似是习惯了两人偶有的口角,萧元烨从容放下食盅,笑道。
“说好了今日厅中只有族兄,没有君臣。”
说着,他看向宁王,又道。
“这位姑娘能做出如此精湛的药膳,想来也是个蕙质兰心的人儿。我看不如就由她来侍奉景川兄布膳,如何?”
姜杳惊诧一瞬,抬眼便撞进裴轻衍冰寒的目光里,忙俯首叩礼。
“民女只是楼中女医,礼仪浅陋,怕唐突了贵人,还是请檀音姑娘另外甄选可心的侍婢服侍吧。”
萧景川原本漫不经心地倚在隐囊上,闻言才缓缓抬眸,一双凤眼微微眯起,似笑非笑地打量着姜杳。
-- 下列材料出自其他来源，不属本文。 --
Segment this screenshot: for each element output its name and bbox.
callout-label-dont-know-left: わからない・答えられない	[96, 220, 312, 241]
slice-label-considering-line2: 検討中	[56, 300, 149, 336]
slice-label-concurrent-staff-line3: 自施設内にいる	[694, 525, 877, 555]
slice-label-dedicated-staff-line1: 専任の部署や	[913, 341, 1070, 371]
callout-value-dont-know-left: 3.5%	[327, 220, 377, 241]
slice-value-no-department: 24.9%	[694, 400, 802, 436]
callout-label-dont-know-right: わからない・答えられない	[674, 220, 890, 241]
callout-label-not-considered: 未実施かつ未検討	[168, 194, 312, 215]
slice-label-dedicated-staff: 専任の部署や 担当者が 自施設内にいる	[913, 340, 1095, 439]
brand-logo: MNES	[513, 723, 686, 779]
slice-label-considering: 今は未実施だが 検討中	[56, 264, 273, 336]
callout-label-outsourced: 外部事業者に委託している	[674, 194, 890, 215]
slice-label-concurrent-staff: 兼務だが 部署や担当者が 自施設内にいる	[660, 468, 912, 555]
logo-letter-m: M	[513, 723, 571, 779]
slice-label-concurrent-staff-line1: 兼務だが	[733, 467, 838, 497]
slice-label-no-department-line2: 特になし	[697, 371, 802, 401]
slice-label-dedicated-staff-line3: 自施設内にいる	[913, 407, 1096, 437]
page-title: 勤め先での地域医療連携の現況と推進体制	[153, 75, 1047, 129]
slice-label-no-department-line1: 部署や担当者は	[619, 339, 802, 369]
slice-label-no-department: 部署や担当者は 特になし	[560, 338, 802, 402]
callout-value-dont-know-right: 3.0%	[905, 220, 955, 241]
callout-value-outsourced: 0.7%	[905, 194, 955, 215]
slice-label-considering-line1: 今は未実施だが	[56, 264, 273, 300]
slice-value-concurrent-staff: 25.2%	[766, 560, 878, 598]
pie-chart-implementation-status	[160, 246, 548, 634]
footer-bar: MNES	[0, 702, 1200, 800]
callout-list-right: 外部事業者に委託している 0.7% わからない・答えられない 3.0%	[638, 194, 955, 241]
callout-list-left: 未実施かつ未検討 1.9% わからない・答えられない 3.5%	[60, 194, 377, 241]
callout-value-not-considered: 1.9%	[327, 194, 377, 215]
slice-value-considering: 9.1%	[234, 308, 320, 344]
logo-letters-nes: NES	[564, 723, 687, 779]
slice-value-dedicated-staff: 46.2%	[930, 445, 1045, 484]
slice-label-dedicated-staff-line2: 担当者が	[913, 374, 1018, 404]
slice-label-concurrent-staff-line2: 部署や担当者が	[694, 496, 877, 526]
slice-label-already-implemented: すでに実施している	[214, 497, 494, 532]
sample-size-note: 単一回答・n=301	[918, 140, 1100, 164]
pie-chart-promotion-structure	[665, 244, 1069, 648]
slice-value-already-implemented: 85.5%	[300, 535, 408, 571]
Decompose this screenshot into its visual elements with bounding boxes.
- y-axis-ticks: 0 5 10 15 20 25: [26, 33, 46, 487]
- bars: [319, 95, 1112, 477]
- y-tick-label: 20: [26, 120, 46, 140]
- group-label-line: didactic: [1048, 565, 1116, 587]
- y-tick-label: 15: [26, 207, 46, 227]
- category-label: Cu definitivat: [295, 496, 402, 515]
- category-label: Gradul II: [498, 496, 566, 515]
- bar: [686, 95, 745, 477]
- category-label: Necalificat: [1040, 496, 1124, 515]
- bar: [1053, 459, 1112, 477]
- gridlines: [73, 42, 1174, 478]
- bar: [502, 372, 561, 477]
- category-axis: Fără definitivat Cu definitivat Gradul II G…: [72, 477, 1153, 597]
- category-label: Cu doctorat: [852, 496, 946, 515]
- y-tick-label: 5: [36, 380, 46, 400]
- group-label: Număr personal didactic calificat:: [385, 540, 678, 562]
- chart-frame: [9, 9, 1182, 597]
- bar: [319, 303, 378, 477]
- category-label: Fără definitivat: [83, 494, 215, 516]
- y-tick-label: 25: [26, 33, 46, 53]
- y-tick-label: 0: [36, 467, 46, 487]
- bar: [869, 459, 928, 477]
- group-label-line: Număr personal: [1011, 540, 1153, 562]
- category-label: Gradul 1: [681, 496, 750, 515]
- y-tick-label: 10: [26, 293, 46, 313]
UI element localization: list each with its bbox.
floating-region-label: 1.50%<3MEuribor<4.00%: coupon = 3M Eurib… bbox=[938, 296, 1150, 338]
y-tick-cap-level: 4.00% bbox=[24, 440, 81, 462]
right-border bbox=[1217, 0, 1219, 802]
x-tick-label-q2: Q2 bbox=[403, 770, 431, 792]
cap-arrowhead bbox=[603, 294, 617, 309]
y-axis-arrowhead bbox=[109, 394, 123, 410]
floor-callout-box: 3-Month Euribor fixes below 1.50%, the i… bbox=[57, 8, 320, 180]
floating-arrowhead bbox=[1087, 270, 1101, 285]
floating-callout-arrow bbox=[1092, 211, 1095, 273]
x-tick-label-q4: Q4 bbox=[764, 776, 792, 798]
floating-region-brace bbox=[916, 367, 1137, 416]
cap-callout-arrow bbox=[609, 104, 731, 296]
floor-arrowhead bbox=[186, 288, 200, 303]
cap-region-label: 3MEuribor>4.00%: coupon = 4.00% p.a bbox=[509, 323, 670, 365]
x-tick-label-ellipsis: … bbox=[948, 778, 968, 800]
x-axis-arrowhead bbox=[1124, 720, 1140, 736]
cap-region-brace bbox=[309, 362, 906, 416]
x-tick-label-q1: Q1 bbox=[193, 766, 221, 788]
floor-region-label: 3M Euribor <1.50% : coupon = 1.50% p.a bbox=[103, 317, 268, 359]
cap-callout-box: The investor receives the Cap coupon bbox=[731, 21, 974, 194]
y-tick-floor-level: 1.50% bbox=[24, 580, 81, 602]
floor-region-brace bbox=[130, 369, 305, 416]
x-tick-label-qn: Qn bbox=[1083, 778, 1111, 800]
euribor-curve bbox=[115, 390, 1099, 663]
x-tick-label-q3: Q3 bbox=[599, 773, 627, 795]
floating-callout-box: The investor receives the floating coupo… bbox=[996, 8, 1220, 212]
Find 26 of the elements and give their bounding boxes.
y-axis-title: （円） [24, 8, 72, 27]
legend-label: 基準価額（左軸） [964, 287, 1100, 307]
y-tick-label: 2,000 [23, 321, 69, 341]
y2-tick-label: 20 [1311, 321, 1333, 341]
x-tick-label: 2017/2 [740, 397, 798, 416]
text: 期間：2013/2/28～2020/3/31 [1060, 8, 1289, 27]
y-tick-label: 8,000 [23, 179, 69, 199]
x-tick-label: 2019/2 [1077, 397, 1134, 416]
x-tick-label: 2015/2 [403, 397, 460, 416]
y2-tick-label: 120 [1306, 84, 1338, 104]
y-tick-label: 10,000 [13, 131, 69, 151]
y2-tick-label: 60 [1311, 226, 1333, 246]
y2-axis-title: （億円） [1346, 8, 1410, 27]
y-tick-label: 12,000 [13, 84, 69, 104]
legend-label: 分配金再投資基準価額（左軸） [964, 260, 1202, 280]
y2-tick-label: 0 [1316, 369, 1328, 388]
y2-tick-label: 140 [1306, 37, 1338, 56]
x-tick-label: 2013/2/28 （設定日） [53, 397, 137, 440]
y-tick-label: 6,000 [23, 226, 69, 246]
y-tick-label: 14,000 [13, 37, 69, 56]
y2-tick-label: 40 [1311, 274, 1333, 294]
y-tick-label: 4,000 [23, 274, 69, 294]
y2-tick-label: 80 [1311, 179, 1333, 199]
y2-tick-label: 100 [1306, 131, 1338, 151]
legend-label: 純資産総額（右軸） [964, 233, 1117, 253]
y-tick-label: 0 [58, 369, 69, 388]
“姑娘倒也不必妄自菲薄。我见你方才一举一动端庄有节,并无唐突之处。
况且今日是私宴,不宜大费周章甄选,既然公子亲自开口举荐,那便就是你了。”
说罢,他慵懒地靠回紫檀圈椅,示意姜杳上前布膳。
姜杳心知推拒不得,只得强自镇定地揭开青瓷碗盖,小心翼翼地将药膳盛入碟中,双手捧着躬身递上。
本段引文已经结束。